Quindi il g.a. conosce dell’interesse legittimo non sono quando v’è un ente pubblico, ma anche un ente privato la cui attività viene dalla legge equiparata ad esercizio di potestà pubblica.

5.2. Secondo e terzo requisito: il potere pubblico.

Ai fini del potere è evidente che la P.A. interviene quando compie atti giuridici autoritativi, quando verte in una posizione di supremazia che le permette di influire unilateralmente nella sfera giuridica altrui.

Però non basta questo, è necessario che il potere sia pubblico. Perché non solo il diritto pubblico conosce posizione di supremazia o potere, ma anche il diritto privato, il quale conosce norme con la quale si dà la possibilità di interferire nella sfera giuridica altrui senza il consenso altrui.

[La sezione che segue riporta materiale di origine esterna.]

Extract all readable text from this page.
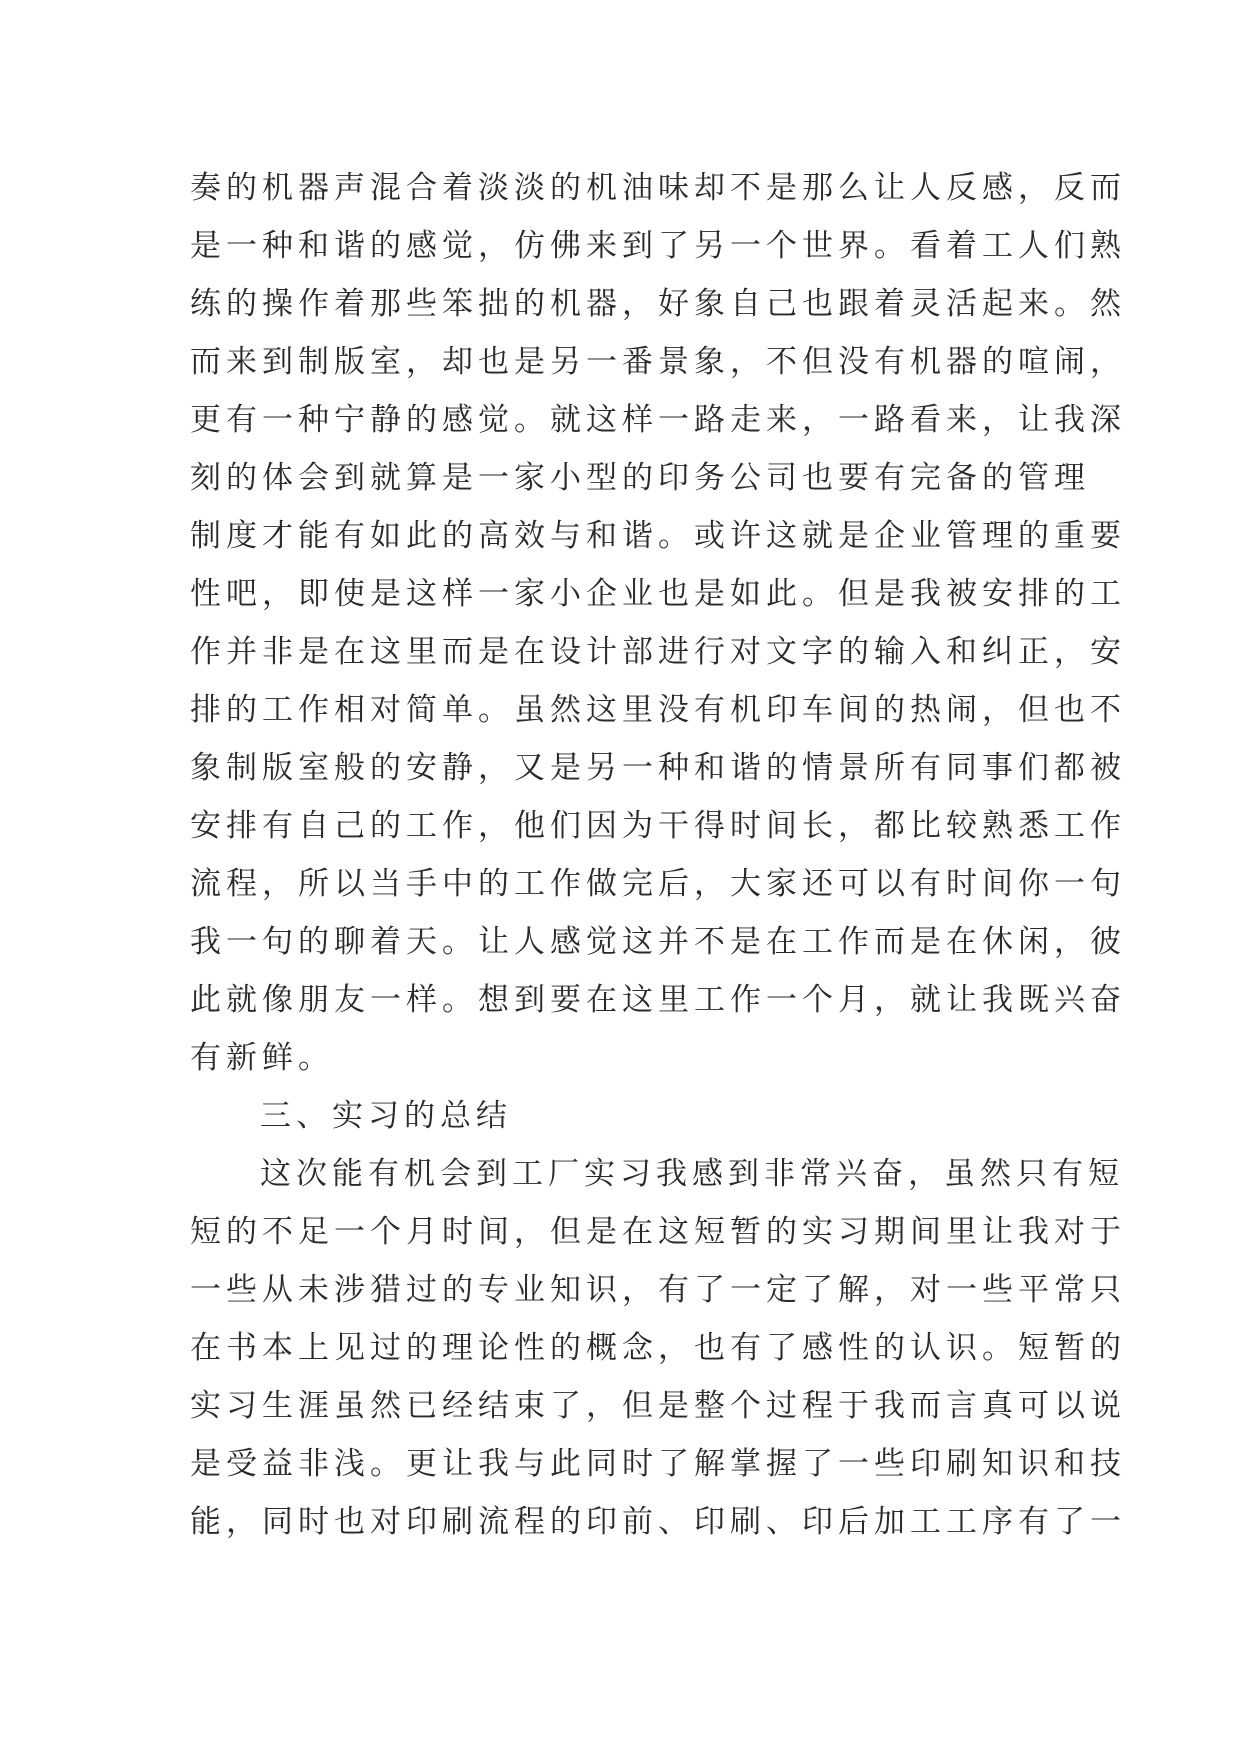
奏的机器声混合着淡淡的机油味却不是那么让人反感，反而
是一种和谐的感觉，仿佛来到了另一个世界。看着工人们熟
练的操作着那些笨拙的机器，好象自己也跟着灵活起来。然
而来到制版室，却也是另一番景象，不但没有机器的喧闹，
更有一种宁静的感觉。就这样一路走来，一路看来，让我深
刻的体会到就算是一家小型的印务公司也要有完备的管理
制度才能有如此的高效与和谐。或许这就是企业管理的重要
性吧，即使是这样一家小企业也是如此。但是我被安排的工
作并非是在这里而是在设计部进行对文字的输入和纠正，安
排的工作相对简单。虽然这里没有机印车间的热闹，但也不
象制版室般的安静，又是另一种和谐的情景所有同事们都被
安排有自己的工作，他们因为干得时间长，都比较熟悉工作
流程，所以当手中的工作做完后，大家还可以有时间你一句
我一句的聊着天。让人感觉这并不是在工作而是在休闲，彼
此就像朋友一样。想到要在这里工作一个月，就让我既兴奋
有新鲜。
三、实习的总结
这次能有机会到工厂实习我感到非常兴奋，虽然只有短
短的不足一个月时间，但是在这短暂的实习期间里让我对于
一些从未涉猎过的专业知识，有了一定了解，对一些平常只
在书本上见过的理论性的概念，也有了感性的认识。短暂的
实习生涯虽然已经结束了，但是整个过程于我而言真可以说
是受益非浅。更让我与此同时了解掌握了一些印刷知识和技
能，同时也对印刷流程的印前、印刷、印后加工工序有了一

Quando si pone il problema del riparto, quindi, non è sufficiente dire che la P.A. ha esercitato un potere, ma bisogna capire qual è il genere del potere: bisogna distinguere se il potere è dato alla p.a. sulla base di norme di diritto pubblico che la qualificano come autorità pubblica che lede interesse legittimi e che soffre i limiti del diritto pubblico; o se ci si trovi di fronte all’esercizio di diritto privatistico, con i limiti fissati dal diritto privato.

Esempi: P.A. che recede contratto (134 c.p.a), P.A. che fa uscir fuori l’occupante abusivo di bene immobile; fermo amministrativo; in tutti questi casi la Cassazione ha preferito attribuire la giurisdizione al giudice ordinario, perché ha ritenuto la P.A. agente con potere di diritto privato.